Sleaze Roxx: That doesn’t sound like your usual tour stories does it?
Lita Ford: No… (laughs). Of course everyone is clean and sober and nobody drinks a damn thing except for a glass of wine before the show and that’s it.
Sleaze Roxx: Is it safe to say you are having more fun now than when you were on top of the charts?
Lita Ford: It’s different that’s for sure. It’s another world, it’s another life, it’s another Lita. My Wicked Wonderland.
Sleaze Roxx: In the 80s to me it always seemed to me that heavy metal was run by men and that women were often just sex symbols but now there are way more females playing metal. How do you think the roles have changed and do you think you opened the door for others?
Lita Ford: Absolutely. I get that all the time. People come up to me crying, ‘Lita you don’t know what you’ve done for me. You don’t understand.’ I get people in the airports, people at the shows, and people in the grocery stores saying ‘I wanted to be you so bad!’ Not just girls but guys too. They say to me, ‘Lita if it wasn’t for you I wouldn’t be playing guitar.’ When you are on an island all these years you just forget and you have so many things to digest and think about. It’s a good thing.

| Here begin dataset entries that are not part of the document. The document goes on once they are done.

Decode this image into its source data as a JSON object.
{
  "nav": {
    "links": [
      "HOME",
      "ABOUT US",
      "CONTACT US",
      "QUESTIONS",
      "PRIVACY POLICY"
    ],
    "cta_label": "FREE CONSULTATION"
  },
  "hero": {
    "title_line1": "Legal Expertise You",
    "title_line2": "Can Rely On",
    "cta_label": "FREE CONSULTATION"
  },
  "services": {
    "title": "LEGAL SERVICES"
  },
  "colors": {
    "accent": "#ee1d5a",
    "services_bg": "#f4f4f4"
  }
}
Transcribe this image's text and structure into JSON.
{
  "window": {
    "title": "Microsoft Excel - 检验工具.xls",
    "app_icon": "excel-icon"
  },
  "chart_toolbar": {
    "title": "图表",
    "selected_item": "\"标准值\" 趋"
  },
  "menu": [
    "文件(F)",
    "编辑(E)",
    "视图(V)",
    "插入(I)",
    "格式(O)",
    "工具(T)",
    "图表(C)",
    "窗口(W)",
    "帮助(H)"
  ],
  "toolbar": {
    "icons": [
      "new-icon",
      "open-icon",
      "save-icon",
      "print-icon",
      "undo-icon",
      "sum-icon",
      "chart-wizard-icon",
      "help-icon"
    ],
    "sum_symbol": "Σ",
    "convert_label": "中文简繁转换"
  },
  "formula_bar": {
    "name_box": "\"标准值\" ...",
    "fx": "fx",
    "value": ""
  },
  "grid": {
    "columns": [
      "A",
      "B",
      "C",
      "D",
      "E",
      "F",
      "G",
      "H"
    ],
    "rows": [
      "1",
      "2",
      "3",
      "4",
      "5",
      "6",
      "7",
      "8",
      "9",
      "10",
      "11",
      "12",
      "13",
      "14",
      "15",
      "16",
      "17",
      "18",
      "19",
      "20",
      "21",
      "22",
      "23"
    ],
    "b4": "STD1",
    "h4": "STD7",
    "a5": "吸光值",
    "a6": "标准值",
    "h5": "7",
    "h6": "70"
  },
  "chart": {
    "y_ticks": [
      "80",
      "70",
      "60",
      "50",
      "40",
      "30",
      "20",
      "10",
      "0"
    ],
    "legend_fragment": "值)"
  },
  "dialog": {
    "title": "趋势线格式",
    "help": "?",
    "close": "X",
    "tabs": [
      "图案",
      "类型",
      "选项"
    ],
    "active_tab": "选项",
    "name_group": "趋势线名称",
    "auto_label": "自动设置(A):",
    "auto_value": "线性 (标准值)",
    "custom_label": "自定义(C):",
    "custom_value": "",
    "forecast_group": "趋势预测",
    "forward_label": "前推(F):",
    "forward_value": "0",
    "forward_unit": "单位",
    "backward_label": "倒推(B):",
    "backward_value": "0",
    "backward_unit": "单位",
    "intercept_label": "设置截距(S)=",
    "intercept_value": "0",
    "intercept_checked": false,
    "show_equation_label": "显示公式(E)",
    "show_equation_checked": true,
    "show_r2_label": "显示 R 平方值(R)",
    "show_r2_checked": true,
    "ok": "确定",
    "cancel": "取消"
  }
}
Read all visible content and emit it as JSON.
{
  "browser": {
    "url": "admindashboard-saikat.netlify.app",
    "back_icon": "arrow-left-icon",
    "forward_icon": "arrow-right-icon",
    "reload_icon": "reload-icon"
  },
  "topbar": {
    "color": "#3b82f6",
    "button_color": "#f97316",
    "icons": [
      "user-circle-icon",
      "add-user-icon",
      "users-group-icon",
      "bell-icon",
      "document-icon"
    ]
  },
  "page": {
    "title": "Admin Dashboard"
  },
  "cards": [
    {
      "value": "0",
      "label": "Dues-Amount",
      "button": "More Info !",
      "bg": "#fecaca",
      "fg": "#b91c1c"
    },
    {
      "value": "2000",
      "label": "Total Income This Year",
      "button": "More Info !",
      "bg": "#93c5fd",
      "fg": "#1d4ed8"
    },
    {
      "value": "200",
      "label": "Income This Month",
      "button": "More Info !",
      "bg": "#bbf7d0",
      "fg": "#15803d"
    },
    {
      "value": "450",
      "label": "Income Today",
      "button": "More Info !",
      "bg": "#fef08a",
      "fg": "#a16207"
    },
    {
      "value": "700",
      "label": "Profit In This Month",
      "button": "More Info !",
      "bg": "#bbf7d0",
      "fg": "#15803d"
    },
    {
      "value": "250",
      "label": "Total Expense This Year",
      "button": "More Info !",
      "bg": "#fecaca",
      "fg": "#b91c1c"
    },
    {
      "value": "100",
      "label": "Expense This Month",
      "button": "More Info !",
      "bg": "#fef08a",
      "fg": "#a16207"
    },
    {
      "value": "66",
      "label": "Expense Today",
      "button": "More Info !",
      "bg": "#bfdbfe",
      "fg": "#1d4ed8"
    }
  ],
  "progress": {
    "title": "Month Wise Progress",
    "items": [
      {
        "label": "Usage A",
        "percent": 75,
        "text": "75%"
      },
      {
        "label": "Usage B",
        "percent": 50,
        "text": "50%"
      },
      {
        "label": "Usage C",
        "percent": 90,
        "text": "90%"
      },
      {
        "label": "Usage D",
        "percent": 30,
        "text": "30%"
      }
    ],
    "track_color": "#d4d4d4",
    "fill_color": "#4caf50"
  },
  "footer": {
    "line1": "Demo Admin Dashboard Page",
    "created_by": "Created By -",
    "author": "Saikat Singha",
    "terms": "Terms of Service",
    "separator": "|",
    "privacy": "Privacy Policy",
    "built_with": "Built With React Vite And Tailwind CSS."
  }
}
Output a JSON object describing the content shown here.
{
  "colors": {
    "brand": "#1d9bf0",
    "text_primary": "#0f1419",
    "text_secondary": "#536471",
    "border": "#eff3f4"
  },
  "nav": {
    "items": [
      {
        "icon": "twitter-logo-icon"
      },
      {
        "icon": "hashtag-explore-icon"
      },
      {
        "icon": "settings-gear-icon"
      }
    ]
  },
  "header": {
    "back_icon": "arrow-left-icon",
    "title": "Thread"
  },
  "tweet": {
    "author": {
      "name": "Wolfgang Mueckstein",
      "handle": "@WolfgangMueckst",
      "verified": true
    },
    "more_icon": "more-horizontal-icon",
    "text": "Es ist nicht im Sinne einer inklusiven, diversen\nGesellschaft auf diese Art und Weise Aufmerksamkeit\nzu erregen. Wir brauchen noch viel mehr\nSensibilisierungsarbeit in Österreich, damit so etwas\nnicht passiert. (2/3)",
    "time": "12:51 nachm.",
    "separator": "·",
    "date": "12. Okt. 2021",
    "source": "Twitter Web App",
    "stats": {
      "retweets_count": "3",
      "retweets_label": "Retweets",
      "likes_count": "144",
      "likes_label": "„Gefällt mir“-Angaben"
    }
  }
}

Sleaze Roxx: Things like that must make you think it’s all been worthwhile.
Lita Ford: Absolutely.
Sleaze Roxx: Going back to the old days do you ever have any plans on releasing the Bride Wore Black album?
Lita Ford: It almost came out. Actually it’s sitting in my closest on the island. One day I’ll have to dig that out and finish it. It never really got finished completely. It was almost finished, we even started the artwork and I don’t know what happened with that. Something happened with the record label. The head of the label, president of the record company, he was a big rock fan. He was awesome. He really helped me and believed in me and for some reason he got pushed out of the position that he was in. The label had agreed on replacing him with this other guy and when the president left and was replaced with this other guy the vice-president quit and a lot of other people that worked at the label left and they hired a whole new staff. The new president was a country fan and he didn’t have a clue as what to do with me, he didn’t know. He actually wrote me a letter in his own handwriting saying, ‘Lita I am so sorry, you are one kick ass lady, but I’ll have to let you go from the record label’ and I was dropped. What is weird is the very following week I was nominated for a Grammy for best female rock vocal performance, and it just doesn’t make sense. Wow, its timing.
Sleaze Roxx: Will we have to wait another 15 years for a new CD from you?
Lita Ford: Nope, of course not. With my husband in charge, and him leading the way, there’s no stopping what we are going to do. I told him he should have been President of the United States because he’s just a go-getter. Everything he touches turns to gold, so I know that I’m in good hands with him. This isn’t a one off thing. I didn’t do all this for one fucking CD or 13 songs, hell no! I didn’t make my bus stink like shit for one fucking CD… (laughs).